There are multiple reasons for this. First is that this firm puts a great deal of weight in doing administrative review hearings. Many of the best results we obtain in OWI cases stem from the information that we get from the administrative review hearing. That hearing is only available when the client agrees to take the blood or breath test, and their result is above the legal limit.
Refusing to submit to the test can lead to a refusal hearing, but hearing it in front of a judge, not a hearing examiner, and a loss at the refusal hearing has far greater consequences to a driver than what occurs at the administrative review hearing. The administrative review hearing can provide an opportunity to actually question the arresting officer in the case about the facts and circumstances surrounding the arrest. In reality, what they do is provide your lawyer an opportunity to question an eyewitness to your case for approximately 20 to 25 minutes. There is no good reason that anyone can give us why that hearing should not be done. Many times they are a gold mine of information and provide the information we need to file motions to suppress evidence. Make sure they are done. Secondly, if the client takes the test, it provides the lawyer with something to suppress – their test result. The reality is in most cases if the government loses the test result, they will amend or dismiss the case against the client. If the client refuses to take the test, the refusal can still be won, but they are much more difficult to win. Give the lawyer a chance to do what they need – get rid of the test result in the case. Next, if you have a test result, the government must prove that was your test result at the time of presentation to a jury. If you refuse to take a test, your refusal is decided by a judge, not a jury, and the chances of being successful are greatly diminished. Any drunk driving lawyer would prefer the client’s case be heard by a jury, not a judge. The issue surrounding your test result will only be heard by a jury if you actually take the test.

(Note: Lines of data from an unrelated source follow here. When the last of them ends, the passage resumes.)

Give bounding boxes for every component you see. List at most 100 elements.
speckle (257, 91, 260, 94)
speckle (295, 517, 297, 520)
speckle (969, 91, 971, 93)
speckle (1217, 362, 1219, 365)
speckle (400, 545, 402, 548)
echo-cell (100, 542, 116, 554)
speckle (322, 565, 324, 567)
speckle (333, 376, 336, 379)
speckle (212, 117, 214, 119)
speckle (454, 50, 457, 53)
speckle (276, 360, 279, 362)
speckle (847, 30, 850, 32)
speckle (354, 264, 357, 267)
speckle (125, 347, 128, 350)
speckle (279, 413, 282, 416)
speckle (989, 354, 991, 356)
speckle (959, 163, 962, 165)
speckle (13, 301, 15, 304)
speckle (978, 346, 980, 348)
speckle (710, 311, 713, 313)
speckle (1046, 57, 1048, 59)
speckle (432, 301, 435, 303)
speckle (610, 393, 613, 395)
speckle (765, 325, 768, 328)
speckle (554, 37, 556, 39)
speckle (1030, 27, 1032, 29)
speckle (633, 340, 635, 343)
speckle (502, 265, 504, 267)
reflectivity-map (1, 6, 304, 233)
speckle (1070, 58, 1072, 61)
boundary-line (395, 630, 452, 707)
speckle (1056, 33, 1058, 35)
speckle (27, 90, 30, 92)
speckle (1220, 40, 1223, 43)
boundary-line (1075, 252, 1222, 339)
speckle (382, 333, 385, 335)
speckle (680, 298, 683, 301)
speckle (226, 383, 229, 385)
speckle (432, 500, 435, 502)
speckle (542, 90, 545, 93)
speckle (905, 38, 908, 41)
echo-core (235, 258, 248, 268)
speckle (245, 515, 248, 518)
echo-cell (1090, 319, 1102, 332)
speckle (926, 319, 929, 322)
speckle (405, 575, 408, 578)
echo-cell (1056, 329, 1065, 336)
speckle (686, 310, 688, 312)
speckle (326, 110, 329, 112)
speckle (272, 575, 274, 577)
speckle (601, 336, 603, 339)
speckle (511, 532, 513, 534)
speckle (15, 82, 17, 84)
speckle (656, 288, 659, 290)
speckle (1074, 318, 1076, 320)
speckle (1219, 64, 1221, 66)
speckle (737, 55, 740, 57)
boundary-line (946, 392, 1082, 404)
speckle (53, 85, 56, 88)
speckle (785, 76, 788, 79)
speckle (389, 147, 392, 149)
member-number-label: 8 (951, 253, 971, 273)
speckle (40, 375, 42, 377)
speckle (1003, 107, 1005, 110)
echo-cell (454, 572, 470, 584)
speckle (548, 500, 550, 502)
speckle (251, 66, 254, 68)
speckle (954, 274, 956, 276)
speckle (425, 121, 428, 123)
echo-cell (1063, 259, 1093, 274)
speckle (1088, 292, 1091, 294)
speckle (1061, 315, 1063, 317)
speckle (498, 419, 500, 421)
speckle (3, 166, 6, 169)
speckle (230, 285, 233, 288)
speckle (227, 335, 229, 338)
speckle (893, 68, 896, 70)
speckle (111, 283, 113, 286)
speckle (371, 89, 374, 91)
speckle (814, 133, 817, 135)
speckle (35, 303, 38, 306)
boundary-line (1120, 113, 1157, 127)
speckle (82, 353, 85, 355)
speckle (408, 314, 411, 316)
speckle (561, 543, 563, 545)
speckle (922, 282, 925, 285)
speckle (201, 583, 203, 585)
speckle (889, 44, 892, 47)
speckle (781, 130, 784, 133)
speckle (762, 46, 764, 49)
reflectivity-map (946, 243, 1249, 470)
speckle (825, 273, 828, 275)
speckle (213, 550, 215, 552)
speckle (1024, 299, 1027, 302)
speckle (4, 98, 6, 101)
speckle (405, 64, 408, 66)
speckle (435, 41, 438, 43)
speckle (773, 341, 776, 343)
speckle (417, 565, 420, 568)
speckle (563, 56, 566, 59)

Finally, the consequences for refusing to submit to a test are far harsher on your driver’s license. In every situation, no matter what offense you face, if you are found to have refused, you must have an IID (ignition interlock device) installed in your vehicle and you will have some period of time without any driving privileges. It would be our advice that when confronted with the choice of taking the blood/breath test or refusing, we would encourage clients to take the tests. It provides us with the best overall opportunity to help them win their case.